Her remarks suggest policymakers see the latest diplomatic breakthrough between the US and Iran as an important disinflationary development. In recent months, market fears surrounding the closure of the Strait of Hormuz had pushed energy prices sharply higher, fuelling concerns that cost-push inflation could spill into broader consumer prices across the Eurozone.
That risk was a major factor behind the ECB’s latest policy decision, which saw the central bank raise its deposit rate by 25 basis points to 2.25%, leaning against inflation risks tied to higher energy costs and possible second-round effects.
While falling energy prices following the US-Iran memorandum of understanding may now reduce immediate pressure on headline inflation, Lagarde made clear that the ECB is not ready to declare victory as she warned that they have "started to see second-round effects".
Second-round effects occur when an initial inflation shock, such as higher energy prices, feeds into wages, services, and broader business pricing behavior. Central bankers tend to worry less about temporary commodity spikes and far more about whether those shocks become embedded in the domestic economy.
Services inflation has remained one of the stickiest components of Eurozone inflation, largely because it is heavily influenced by wage dynamics rather than commodity inputs.
On one hand, the prospect of lower energy prices reduce the urgency for further tightening.
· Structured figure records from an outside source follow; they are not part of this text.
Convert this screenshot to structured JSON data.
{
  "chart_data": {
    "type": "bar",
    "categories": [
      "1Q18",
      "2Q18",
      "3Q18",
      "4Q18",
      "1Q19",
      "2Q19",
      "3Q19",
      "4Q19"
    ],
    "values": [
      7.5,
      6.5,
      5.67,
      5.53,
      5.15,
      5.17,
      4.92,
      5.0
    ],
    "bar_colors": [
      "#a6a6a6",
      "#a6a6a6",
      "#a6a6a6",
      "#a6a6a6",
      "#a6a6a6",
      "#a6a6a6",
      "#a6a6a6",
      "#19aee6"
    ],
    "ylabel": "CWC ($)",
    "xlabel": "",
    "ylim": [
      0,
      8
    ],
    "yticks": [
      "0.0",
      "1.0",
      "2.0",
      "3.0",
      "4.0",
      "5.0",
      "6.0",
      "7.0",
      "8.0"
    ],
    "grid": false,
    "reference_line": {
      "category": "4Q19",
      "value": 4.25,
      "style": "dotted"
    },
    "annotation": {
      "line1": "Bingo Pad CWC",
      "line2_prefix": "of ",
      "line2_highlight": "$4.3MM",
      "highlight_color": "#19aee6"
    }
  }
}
A sustained normalization in Hormuz shipping flows could ease supply-chain stress, lower shipping costs, and help reverse some of the inflationary impulse seen since the conflict erupted.
On the other hand, Lagarde’s focus on second-round effects suggests policymakers remain concerned that the inflation shock has already seeped into the real economy and the potential positive demand shock from lower energy prices could keep underlying inflation under pressure. This means the bar for additional rate hikes has risen but not disappeared.
If energy prices continue to fall and services inflation begins to soften, the ECB could shift toward a more neutral stance in coming meetings. However, if wage growth and core inflation pick up and services prices continue to climb, policymakers may conclude that the recent hike to 2.25% was not sufficient.
Following the peace deal the market pared back ECB rate hike bets and now prices in 31 bps of tightening by year-end compared to 52 bps before the announcement.